Two years ago her father brutally killed her mother. Now the 10-year-old girl is asking the country's highest court to spare her dad's life in a case that has split the girl's family and divided public opinion across the country.
|
Jin Jin holds a family picture. |
"I have lost my mother and I cannot afford to lose my father. I don't want to become an orphan," the girl, know as Jin Jin, wrote in her letter to the Supreme People's Court (SPC) on March 9, the Beijing Morning Post reported yesterday.
The girl's father, 36-year-old Wang Junbao from Xuchang city of Central China's Henan province, was sentenced to death in Dec 2007 by Xuchang municipal intermediate people's court after he hammered his 31-year-old wife Feng Li to death on March 12, 2007.
In January this year, Henan provincial high people's court upheld the ruling and turned the case over to the SPC for a final review.

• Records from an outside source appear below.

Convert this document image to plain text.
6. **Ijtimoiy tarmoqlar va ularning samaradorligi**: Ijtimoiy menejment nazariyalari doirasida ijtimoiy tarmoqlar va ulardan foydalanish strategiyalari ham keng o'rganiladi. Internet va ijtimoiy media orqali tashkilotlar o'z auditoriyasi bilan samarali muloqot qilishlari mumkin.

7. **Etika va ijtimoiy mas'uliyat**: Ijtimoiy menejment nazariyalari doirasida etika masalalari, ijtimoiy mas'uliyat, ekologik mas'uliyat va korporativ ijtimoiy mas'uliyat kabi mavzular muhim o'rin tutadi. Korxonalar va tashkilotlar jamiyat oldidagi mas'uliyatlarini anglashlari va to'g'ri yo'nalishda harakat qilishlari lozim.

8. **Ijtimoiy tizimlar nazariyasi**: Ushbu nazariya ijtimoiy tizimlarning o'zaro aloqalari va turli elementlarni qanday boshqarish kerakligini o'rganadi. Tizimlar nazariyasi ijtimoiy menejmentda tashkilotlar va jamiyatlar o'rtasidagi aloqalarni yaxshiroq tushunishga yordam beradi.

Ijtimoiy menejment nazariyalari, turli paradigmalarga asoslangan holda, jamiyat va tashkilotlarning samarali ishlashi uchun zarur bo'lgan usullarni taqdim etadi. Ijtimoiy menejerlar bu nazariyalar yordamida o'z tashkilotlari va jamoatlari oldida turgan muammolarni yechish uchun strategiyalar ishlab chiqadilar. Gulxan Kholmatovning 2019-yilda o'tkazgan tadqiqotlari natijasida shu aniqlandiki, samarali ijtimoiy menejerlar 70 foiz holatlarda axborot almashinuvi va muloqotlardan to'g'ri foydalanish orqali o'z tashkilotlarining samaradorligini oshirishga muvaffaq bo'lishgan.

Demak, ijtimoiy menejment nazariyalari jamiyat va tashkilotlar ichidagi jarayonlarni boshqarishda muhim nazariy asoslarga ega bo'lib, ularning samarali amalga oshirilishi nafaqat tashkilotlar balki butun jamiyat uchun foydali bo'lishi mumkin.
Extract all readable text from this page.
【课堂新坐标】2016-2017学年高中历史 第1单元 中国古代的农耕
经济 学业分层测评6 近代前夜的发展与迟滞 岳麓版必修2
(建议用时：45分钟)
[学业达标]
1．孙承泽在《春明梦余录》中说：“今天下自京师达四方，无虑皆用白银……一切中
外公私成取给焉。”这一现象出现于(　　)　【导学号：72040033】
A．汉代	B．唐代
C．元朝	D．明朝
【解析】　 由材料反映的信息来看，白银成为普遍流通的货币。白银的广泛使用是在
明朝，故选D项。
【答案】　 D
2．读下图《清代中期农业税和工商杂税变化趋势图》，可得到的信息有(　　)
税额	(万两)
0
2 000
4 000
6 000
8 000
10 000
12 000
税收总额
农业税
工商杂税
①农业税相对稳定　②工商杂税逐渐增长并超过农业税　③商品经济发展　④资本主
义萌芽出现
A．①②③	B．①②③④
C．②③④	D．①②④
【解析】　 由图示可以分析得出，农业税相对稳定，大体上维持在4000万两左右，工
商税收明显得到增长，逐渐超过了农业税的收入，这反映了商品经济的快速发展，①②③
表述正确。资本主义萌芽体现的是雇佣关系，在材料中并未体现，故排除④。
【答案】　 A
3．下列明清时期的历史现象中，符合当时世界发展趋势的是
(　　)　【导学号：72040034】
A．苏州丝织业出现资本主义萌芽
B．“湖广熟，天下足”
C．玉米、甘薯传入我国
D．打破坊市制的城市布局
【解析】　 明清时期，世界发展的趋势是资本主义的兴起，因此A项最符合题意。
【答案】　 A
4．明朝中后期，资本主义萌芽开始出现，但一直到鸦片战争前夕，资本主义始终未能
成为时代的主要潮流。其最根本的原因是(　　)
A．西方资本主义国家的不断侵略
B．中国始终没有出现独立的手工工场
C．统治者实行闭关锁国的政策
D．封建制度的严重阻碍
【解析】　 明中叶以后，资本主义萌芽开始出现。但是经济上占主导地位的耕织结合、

The girl's resolve to save her father moved Ding Qiaorong, head of the Xinxiang orphanage, who helped her find Beijing lawyer Shen Teng.
Shen assisted the girl in writing a letter to the SPC and suggested a death penalty with a two-year reprieve instead.

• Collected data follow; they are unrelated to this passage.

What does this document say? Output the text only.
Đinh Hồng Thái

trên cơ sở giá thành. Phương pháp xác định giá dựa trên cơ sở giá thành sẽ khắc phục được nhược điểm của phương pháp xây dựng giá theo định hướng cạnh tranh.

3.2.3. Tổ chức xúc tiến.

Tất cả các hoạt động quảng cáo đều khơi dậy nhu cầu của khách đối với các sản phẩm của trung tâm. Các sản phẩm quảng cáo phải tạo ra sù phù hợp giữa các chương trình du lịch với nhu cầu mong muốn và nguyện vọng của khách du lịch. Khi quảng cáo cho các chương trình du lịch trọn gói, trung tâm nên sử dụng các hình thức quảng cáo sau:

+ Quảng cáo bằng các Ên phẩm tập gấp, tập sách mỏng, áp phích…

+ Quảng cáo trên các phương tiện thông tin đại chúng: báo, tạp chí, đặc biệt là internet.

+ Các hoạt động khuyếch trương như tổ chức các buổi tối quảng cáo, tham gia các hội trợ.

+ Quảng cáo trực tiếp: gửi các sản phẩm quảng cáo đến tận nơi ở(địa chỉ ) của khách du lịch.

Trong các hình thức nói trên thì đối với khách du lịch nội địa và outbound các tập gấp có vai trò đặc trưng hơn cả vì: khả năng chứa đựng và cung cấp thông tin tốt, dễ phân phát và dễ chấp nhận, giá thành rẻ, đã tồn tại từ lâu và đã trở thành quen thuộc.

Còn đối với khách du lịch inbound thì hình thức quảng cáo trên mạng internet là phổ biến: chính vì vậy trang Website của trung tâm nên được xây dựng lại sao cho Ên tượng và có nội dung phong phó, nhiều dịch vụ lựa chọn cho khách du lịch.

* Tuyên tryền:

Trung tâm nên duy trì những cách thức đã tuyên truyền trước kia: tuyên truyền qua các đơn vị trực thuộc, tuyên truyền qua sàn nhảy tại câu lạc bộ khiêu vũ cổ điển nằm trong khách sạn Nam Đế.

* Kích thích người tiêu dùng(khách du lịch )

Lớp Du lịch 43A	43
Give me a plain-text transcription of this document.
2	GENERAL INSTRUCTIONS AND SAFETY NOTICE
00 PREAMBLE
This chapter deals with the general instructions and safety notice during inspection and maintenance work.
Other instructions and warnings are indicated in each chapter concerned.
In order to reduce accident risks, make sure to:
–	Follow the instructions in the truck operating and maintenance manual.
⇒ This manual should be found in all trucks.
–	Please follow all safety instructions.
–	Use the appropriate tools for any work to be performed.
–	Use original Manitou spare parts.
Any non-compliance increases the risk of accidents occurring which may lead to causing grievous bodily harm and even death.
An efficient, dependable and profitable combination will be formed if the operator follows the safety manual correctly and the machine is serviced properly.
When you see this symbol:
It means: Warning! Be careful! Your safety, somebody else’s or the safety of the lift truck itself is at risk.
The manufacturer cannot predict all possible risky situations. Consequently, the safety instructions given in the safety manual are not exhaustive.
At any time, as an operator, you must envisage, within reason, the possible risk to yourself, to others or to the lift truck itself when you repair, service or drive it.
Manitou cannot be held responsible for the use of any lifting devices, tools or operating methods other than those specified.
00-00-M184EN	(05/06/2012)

"From my meetings with him to letters left for his daughter, the murderer has repeatedly expressed his love for his dead wife and regrets his stupid impulse leading to the murder," Shen said.
"If the court can change the death penalty with immediate execution into a two-year reprieve, it will be good for Jin Jin's future," Shen said.
Nearly 64 percent of 23,781 people polled online in a survey by major information portal Sina.com yesterday were sympathetic to the girl and hoped the SPC would overturn the death sentence on the man.
Another 31 percent of those polled disagreed with a reprieve and said those who killed people should pay for the acts with their own lives.
"Wang committed an unpardonable crime. If he doesn't receive capital punishment, there will be even more harm done to society," said local lawyer Zhao Xiaolu.
"We can not sacrifice justice and equality for mercy," Zhao added.
A death sentence review can last for a few months or even longer, depending on the circumstances of each case.
The SPC will overturn a death sentence if it finds the original facts are not clear or if evidence on the case is insufficient.
All the reviews are usually highly confidential and the judges working on the cases are not identified.
Insiders from the SPC told China Daily the criminal tribunal had not begun handling the case yet. An official, who refused to be named, said the court would surely deal with it strictly according to law.
"We have to make clear whether the father had abused the mother for a long time and we also have to consider the opinions of the relatives of the deceased," he said.